# Parallel Tempering with THRML-Boost

Standard block Gibbs sampling is fast, but it has a blind spot: **multimodal distributions**. When the energy landscape has multiple deep wells separated by high barriers, the sampler gets trapped in whichever mode it finds first and never escapes.

This notebook shows the problem concretely, then demonstrates how parallel tempering fixes it — and how THRML-Boost runs all chains simultaneously via `jax.vmap` so you pay no extra compile cost for additional chains.

In [None]:
import time
import jax
import jax.numpy as jnp
import matplotlib.pyplot as plt
import networkx as nx
import numpy as np

In [None]:
from thrml_boost.block_management import Block
from thrml_boost.block_sampling import SamplingSchedule, sample_states
from thrml_boost.models.ising import IsingEBM, IsingSamplingProgram, hinton_init
from thrml_boost.pgm import SpinNode
from thrml_boost.tempering import parallel_tempering

## Setup: a strongly ferromagnetic Ising model

We use a 10×10 periodic Ising grid with strong ferromagnetic coupling and no bias. This model has two symmetric ground states: all spins up and all spins down, separated by a large energy barrier. It's a clean testbed for mixing.

In [None]:
side = 10
G = nx.grid_2d_graph(side, side, periodic=True)
coord_to_node = {coord: SpinNode() for coord in G.nodes()}
nx.relabel_nodes(G, coord_to_node, copy=False)

nodes = list(G.nodes())
edges = list(G.edges())

beta_target = 2.0
biases = jnp.zeros(len(nodes))
weights = jnp.ones(len(edges)) * 1.0  # ferromagnetic

# Two-color for block Gibbs
coloring = nx.bipartite.color(G)
color0 = [n for n, c in coloring.items() if c == 0]
color1 = [n for n, c in coloring.items() if c == 1]
free_blocks = [Block(color0), Block(color1)]

key = jax.random.key(42)
print(f"Nodes: {len(nodes)}, Edges: {len(edges)}, Block sizes: {len(color0)}, {len(color1)}")
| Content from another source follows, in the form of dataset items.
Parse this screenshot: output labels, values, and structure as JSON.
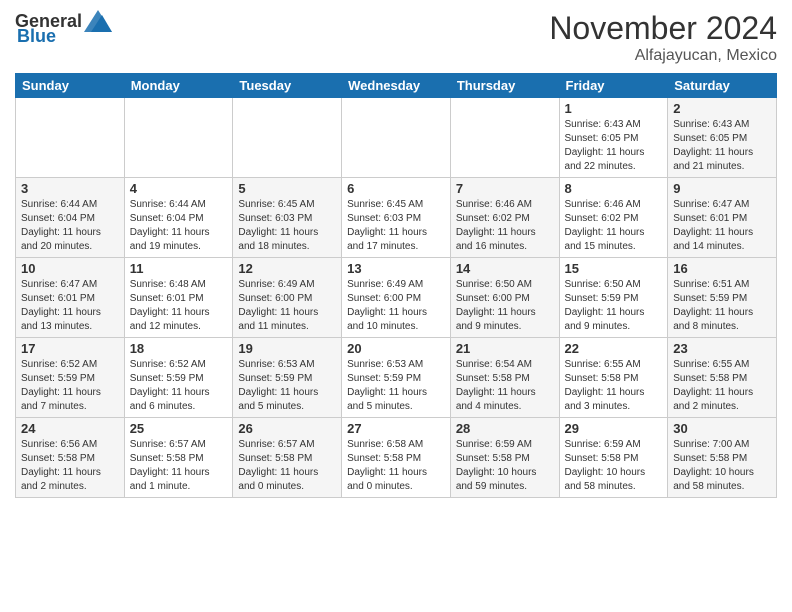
{
  "header": {
    "logo_general": "General",
    "logo_blue": "Blue",
    "month_title": "November 2024",
    "location": "Alfajayucan, Mexico"
  },
  "days_of_week": [
    "Sunday",
    "Monday",
    "Tuesday",
    "Wednesday",
    "Thursday",
    "Friday",
    "Saturday"
  ],
  "weeks": [
    [
      {
        "day": "",
        "info": ""
      },
      {
        "day": "",
        "info": ""
      },
      {
        "day": "",
        "info": ""
      },
      {
        "day": "",
        "info": ""
      },
      {
        "day": "",
        "info": ""
      },
      {
        "day": "1",
        "info": "Sunrise: 6:43 AM\nSunset: 6:05 PM\nDaylight: 11 hours and 22 minutes."
      },
      {
        "day": "2",
        "info": "Sunrise: 6:43 AM\nSunset: 6:05 PM\nDaylight: 11 hours and 21 minutes."
      }
    ],
    [
      {
        "day": "3",
        "info": "Sunrise: 6:44 AM\nSunset: 6:04 PM\nDaylight: 11 hours and 20 minutes."
      },
      {
        "day": "4",
        "info": "Sunrise: 6:44 AM\nSunset: 6:04 PM\nDaylight: 11 hours and 19 minutes."
      },
      {
        "day": "5",
        "info": "Sunrise: 6:45 AM\nSunset: 6:03 PM\nDaylight: 11 hours and 18 minutes."
      },
      {
        "day": "6",
        "info": "Sunrise: 6:45 AM\nSunset: 6:03 PM\nDaylight: 11 hours and 17 minutes."
      },
      {
        "day": "7",
        "info": "Sunrise: 6:46 AM\nSunset: 6:02 PM\nDaylight: 11 hours and 16 minutes."
      },
      {
        "day": "8",
        "info": "Sunrise: 6:46 AM\nSunset: 6:02 PM\nDaylight: 11 hours and 15 minutes."
      },
      {
        "day": "9",
        "info": "Sunrise: 6:47 AM\nSunset: 6:01 PM\nDaylight: 11 hours and 14 minutes."
      }
    ],
    [
      {
        "day": "10",
        "info": "Sunrise: 6:47 AM\nSunset: 6:01 PM\nDaylight: 11 hours and 13 minutes."
      },
      {
        "day": "11",
        "info": "Sunrise: 6:48 AM\nSunset: 6:01 PM\nDaylight: 11 hours and 12 minutes."
      },
      {
        "day": "12",
        "info": "Sunrise: 6:49 AM\nSunset: 6:00 PM\nDaylight: 11 hours and 11 minutes."
      },
      {
        "day": "13",
        "info": "Sunrise: 6:49 AM\nSunset: 6:00 PM\nDaylight: 11 hours and 10 minutes."
      },
      {
        "day": "14",
        "info": "Sunrise: 6:50 AM\nSunset: 6:00 PM\nDaylight: 11 hours and 9 minutes."
      },
      {
        "day": "15",
        "info": "Sunrise: 6:50 AM\nSunset: 5:59 PM\nDaylight: 11 hours and 9 minutes."
      },
      {
        "day": "16",
        "info": "Sunrise: 6:51 AM\nSunset: 5:59 PM\nDaylight: 11 hours and 8 minutes."
      }
    ],
    [
      {
        "day": "17",
        "info": "Sunrise: 6:52 AM\nSunset: 5:59 PM\nDaylight: 11 hours and 7 minutes."
      },
      {
        "day": "18",
        "info": "Sunrise: 6:52 AM\nSunset: 5:59 PM\nDaylight: 11 hours and 6 minutes."
      },
      {
        "day": "19",
        "info": "Sunrise: 6:53 AM\nSunset: 5:59 PM\nDaylight: 11 hours and 5 minutes."
      },
      {
        "day": "20",
        "info": "Sunrise: 6:53 AM\nSunset: 5:59 PM\nDaylight: 11 hours and 5 minutes."
      },
      {
        "day": "21",
        "info": "Sunrise: 6:54 AM\nSunset: 5:58 PM\nDaylight: 11 hours and 4 minutes."
      },
      {
        "day": "22",
        "info": "Sunrise: 6:55 AM\nSunset: 5:58 PM\nDaylight: 11 hours and 3 minutes."
      },
      {
        "day": "23",
        "info": "Sunrise: 6:55 AM\nSunset: 5:58 PM\nDaylight: 11 hours and 2 minutes."
      }
    ],
    [
      {
        "day": "24",
        "info": "Sunrise: 6:56 AM\nSunset: 5:58 PM\nDaylight: 11 hours and 2 minutes."
      },
      {
        "day": "25",
        "info": "Sunrise: 6:57 AM\nSunset: 5:58 PM\nDaylight: 11 hours and 1 minute."
      },
      {
        "day": "26",
        "info": "Sunrise: 6:57 AM\nSunset: 5:58 PM\nDaylight: 11 hours and 0 minutes."
      },
      {
        "day": "27",
        "info": "Sunrise: 6:58 AM\nSunset: 5:58 PM\nDaylight: 11 hours and 0 minutes."
      },
      {
        "day": "28",
        "info": "Sunrise: 6:59 AM\nSunset: 5:58 PM\nDaylight: 10 hours and 59 minutes."
      },
      {
        "day": "29",
        "info": "Sunrise: 6:59 AM\nSunset: 5:58 PM\nDaylight: 10 hours and 58 minutes."
      },
      {
        "day": "30",
        "info": "Sunrise: 7:00 AM\nSunset: 5:58 PM\nDaylight: 10 hours and 58 minutes."
      }
    ]
  ]
}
## The problem: Gibbs gets stuck

We track the **mean magnetization** $\langle s \rangle = \frac{1}{N}\sum_i s_i$ over time. A sampler that mixes well should oscillate between $+1$ (all up) and $-1$ (all down). A stuck sampler stays near one value indefinitely.

In [None]:
ebm = IsingEBM(nodes, edges, biases, weights, jnp.array(beta_target))
program = IsingSamplingProgram(ebm, free_blocks, clamped_blocks=[])

key, subkey = jax.random.split(key)
init_state = hinton_init(subkey, ebm, free_blocks, ())

schedule = SamplingSchedule(n_warmup=50, n_samples=400, steps_per_sample=2)
key, subkey = jax.random.split(key)
gibbs_samples = sample_states(subkey, program, schedule, init_state, [], [Block(nodes)])

spins = 2 * gibbs_samples[0].astype(jnp.int8) - 1
mag_gibbs = jnp.mean(spins, axis=-1)

plt.figure(figsize=(12, 3))
plt.plot(mag_gibbs, lw=0.8, color="steelblue")
plt.axhline(0, color="k", lw=0.5, linestyle="--")
plt.fill_between(range(len(mag_gibbs)), -1, 1, alpha=0.03, color="gray")
plt.ylim(-1.1, 1.1)
plt.xlabel("Sample")
plt.ylabel("Mean magnetization")
plt.title(f"Standard Gibbs at β={beta_target} — trapped in one mode")
plt.tight_layout()
plt.show()

## The fix: parallel tempering

Parallel tempering runs multiple chains at different temperatures simultaneously:

- **Hot chains** (small β) — energy barriers are flattened, the chain explores freely
- **Cold chains** (large β) — accurate samples from the target distribution
- Every round, adjacent chains **propose a swap**. If accepted, the cold chain receives a configuration the hot chain found on the other side of a barrier.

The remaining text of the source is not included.